Until recently, the best way to see the Eiffel Tower or explore the Sahara, was to physically go there or watch a documentary. Now that technological breakthroughs are being made every day, there are bold leaders who are applying them to different fields, notably education. The arrival of virtual reality into teaching may see traditional classroom lessons morph into experiences.
Using virtual reality in a lesson would require a headset and a data glove for a fully immersive experience. It also features a tracking system to record and analyze students’ behavior in the virtual world. Each movement changes the perception and adds value to the experience. This way, students who may not have the ability to travel to all these places, can have the opportunity of exploring the Vatican City or the Tate Gallery in London without the expense and time it would take to get there. The students can also touch and manipulate the objects they see. Asked whether they would buy a Gear VR headset, 73 percent of the US teenagers said yes. All said and done, this is not supposed to be a complete substitute for real experiences, and it is not intended to replace some traditional classroom methods, but rather be an enhancement to them.

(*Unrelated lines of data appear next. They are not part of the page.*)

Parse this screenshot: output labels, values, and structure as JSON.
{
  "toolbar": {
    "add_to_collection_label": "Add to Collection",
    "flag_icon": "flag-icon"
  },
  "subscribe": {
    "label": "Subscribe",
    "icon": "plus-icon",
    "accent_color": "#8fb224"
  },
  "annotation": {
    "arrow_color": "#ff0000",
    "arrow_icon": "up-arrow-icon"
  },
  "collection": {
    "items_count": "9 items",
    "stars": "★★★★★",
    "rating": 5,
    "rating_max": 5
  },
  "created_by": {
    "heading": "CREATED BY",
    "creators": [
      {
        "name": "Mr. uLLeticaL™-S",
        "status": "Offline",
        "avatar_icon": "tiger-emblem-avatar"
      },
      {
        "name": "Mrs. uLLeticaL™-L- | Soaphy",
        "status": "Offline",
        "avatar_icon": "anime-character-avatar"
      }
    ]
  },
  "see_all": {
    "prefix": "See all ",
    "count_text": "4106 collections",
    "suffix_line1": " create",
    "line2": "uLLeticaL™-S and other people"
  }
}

Analysts expect the virtual reality market to grow at a very fast rate in upcoming years. In addition, HTC, one of the leading manufacturers of VR devices announced it sold 15,000 Vive products in its first ten minutes on sale.
Samsung, another tech giant producing VR devices, sold 300,000 of its Gear VR units in Europe last year. According to a recent estimate, the revenue from virtual reality products is expected to reach $5.2 billion in 2018.
The innovative idea of actively using virtual reality in classrooms comes at a time when US schools and the educational system as a whole, are re-designing their classroom spaces for more focused, hands-on learning to prepare the next bold generation of technology-savvy professionals.